88pressThe old publishing model is dying. To reuse an analogy I’m fond of, the asteroid has hit and the dinosaurs are, one by one, coughing their last. Small shrew-like creatures are blinking into the dust-red skies and mutating FTW.

Nobody knows which new model or models will succeed. Some shrews will evolve into primitive monkeys. Some will become mammoths. Some, cute little proto-horses. Some, rats. And maybe there’ll be a unicorn in there somewhere.

However it turns out, it’s evident that services previously provided in-house by traditional publishers are already being carved out into separate entities. For example, publishers now increasingly contract out copy-editing rather than keep copy-editors twiddling their blue pencils on payroll.

And in the brave new world of self-publishing, also known as indie publishing, writers are starting to recognise — after the initial DIY that’ll do phase — that high-quality books need third-party help: one or more of developmental editing, copy-editing, proofreading, cover design, charts and diagrams, and — for those who want print-on-demand dead-tree books — professional book design and layout.

Yes, authors can do these things themselves.

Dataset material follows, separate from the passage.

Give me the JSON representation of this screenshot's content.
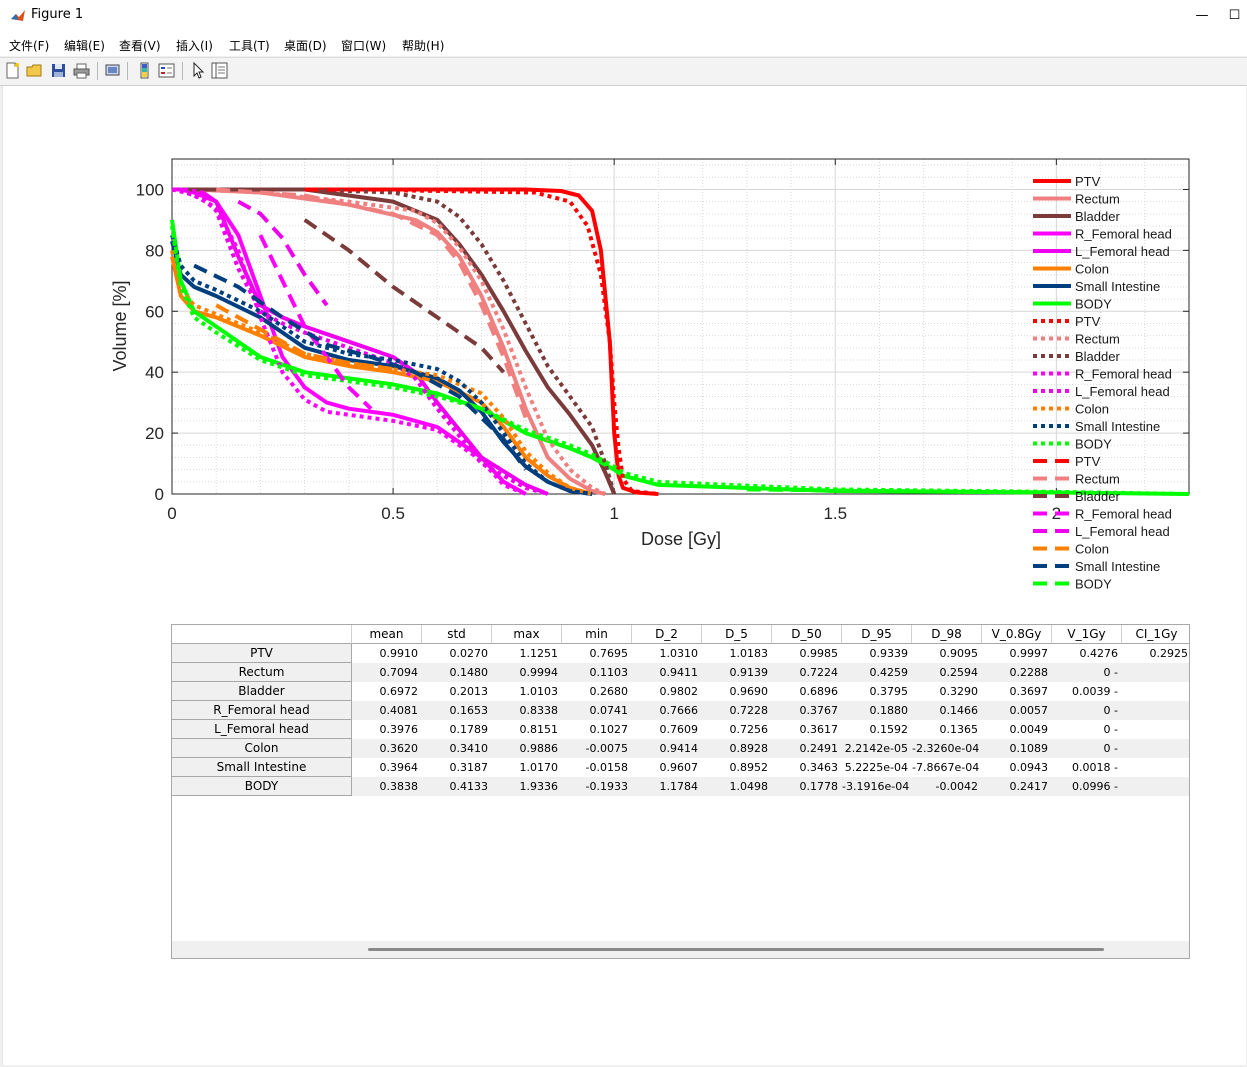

No, most can’t do them very well, or well enough.

Enter 88press.

88press home page

88press aims to provide editorial and publishing services for indie/self-published writers. For words: copy-editing and proofreading services (developmental editing isn’t currently on the list). For graphics: cover design (ebooks and printed books), and charts and diagrams. Plus book template design and layout for print-on-demand, for those using CreateSpace or other similar services. In other words: a bunch of services previously provided by a traditional publisher, available on a pick-and-mix basis at reasonable cost.

To be clear: 88press is not a publisher in the old-school sense. I’ll put my own books out under the 88press label, and maybe one or two others, but I don’t plan to open the door to any old manuscript. Neither do I expect 88press to deal with marketing or distribution to retailers. The goal of 88press isn’t to become one of the dinosaurs: the days of cultural gatekeepers are over. The focus is on helping indie writers release the best book possible.